Dieses Gelände wurde all die Jahre für eine mögliche Erweiterung der Schule vorgehalten. Die Gemeindevertretung soll nun in ihrer Sitzung am morgigen Dienstag über einen Verkauf entscheiden. Entstehen sollen auf dieser Grünfläche zwei große Wohnblocks mit jeweils zwei Vollgeschossen plus jeweils einem Staffelgeschoss. Als Staffelgeschoss bezeichnet man eine zurückweichende weitere Etage. Die Erbauer wollen sich damit auf ihrer Immobilie zwei Penthäuser zur Eigennutzung sichern. In jedem Block sind nach jetzigem Planungsstand neun Wohnungen vorgesehen, die altersgerecht sein sollen. Mit den beiden Penthäusern sind das dann in Summe zwanzig Wohnungen. Wenn auch die Intention, Wohnraum für ältere Menschen zu schaffen, durchaus löblich ist, so bleibt doch abzuwarten, ob der avisierte Kundenkreis künftigem Mietniveau auch gerecht werden kann.

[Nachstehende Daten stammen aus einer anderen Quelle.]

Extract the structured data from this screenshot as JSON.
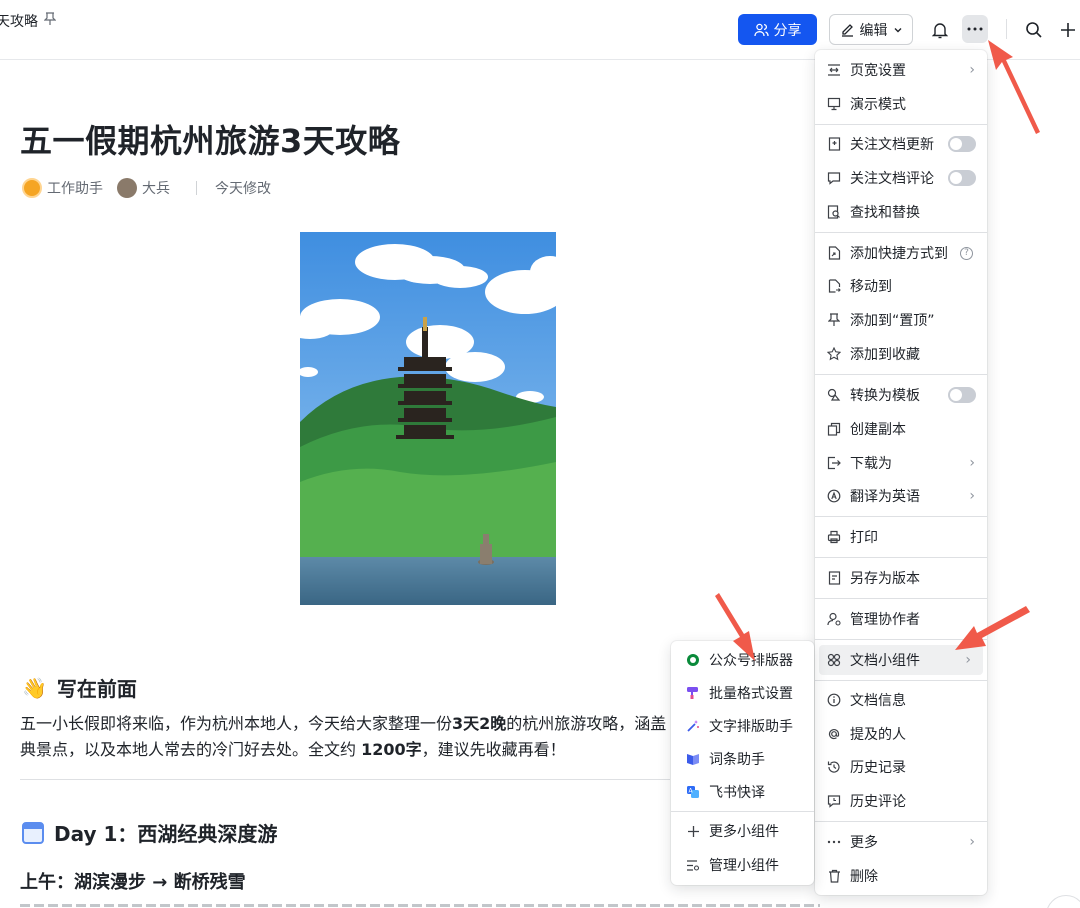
{
  "header": {
    "tab_title": "天攻略",
    "share_label": "分享",
    "edit_label": "编辑"
  },
  "doc": {
    "title": "五一假期杭州旅游3天攻略",
    "author1": "工作助手",
    "author2": "大兵",
    "modified": "今天修改",
    "intro_heading": "写在前面",
    "intro_para_1": "五一小长假即将来临，作为杭州本地人，今天给大家整理一份",
    "intro_para_bold1": "3天2晚",
    "intro_para_2": "的杭州旅游攻略，涵盖",
    "intro_para_3": "典景点，以及本地人常去的冷门好去处。全文约 ",
    "intro_para_bold2": "1200字",
    "intro_para_4": "，建议先收藏再看！",
    "day1_heading": "Day 1：西湖经典深度游",
    "morning_heading": "上午：湖滨漫步 → 断桥残雪"
  },
  "menu": {
    "page_width": "页宽设置",
    "present": "演示模式",
    "follow_updates": "关注文档更新",
    "follow_comments": "关注文档评论",
    "find_replace": "查找和替换",
    "add_shortcut": "添加快捷方式到",
    "move_to": "移动到",
    "pin": "添加到“置顶”",
    "favorite": "添加到收藏",
    "to_template": "转换为模板",
    "duplicate": "创建副本",
    "download": "下载为",
    "translate": "翻译为英语",
    "print": "打印",
    "save_version": "另存为版本",
    "collaborators": "管理协作者",
    "widgets": "文档小组件",
    "doc_info": "文档信息",
    "mentioned": "提及的人",
    "history": "历史记录",
    "history_comments": "历史评论",
    "more": "更多",
    "delete": "删除"
  },
  "submenu": {
    "wechat_formatter": "公众号排版器",
    "batch_format": "批量格式设置",
    "text_layout": "文字排版助手",
    "glossary": "词条助手",
    "quick_translate": "飞书快译",
    "more_widgets": "更多小组件",
    "manage_widgets": "管理小组件"
  },
  "colors": {
    "accent": "#1456f0",
    "annotation_arrow": "#f05a4a"
  }
}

„Die kurzfristige Realisierung eines solchen Großprojekts stellt nach unserem Dafürhalten ein zu großes Risiko dar, als dass dafür ein Eingriff von solchem Ausmaß in das dörfliche Bild an dieser Stelle gerechtfertigt wäre“, so Bockweg. Angst und Sorge unmittelbarer Anwohner bezüglich dieses Großprojekts bestätigen seine Einschätzung. Ein weiteres wichtiges Problem in diesem Zusammenhang stellt aber auch die Situation der maroden Angersbacher Schulturnhalle dar. Inwieweit das gemeindliche Grundstück hierbei eine Rolle spielen wird oder nicht, ist derzeit noch nicht absehbar. Fest steht, dass der Verkauf des gemeindlichen Grundstücks weit in die Zukunft reicht und in der vorgesehenen Planung zu erheblichen infrastrukturellen Veränderungen führt. Das macht die Entwicklung eines Gesamtkonzepts Schule/Kindergarten/Turnhalle im Vorfeld zwingend notwendig. Eine eventuelle Bebauung des gemeindlichen Grundstücks kann sich nur als Teil eines Gesamtkonzepts verstehen. Die CDU wünscht sich einen offenen Dialog mit Parlamentariern, Projektträgern, Bürgerinnen und Bürgern. Eine Veräußerung des gemeindlichen Grundstücks zum jetzigen Zeitpunkt wäre verfrüht und fahrlässig. „Entscheidungen sind“, so Bockweg,  „nur dann nachhaltig, wenn sie auch Enkel-tauglich sind“.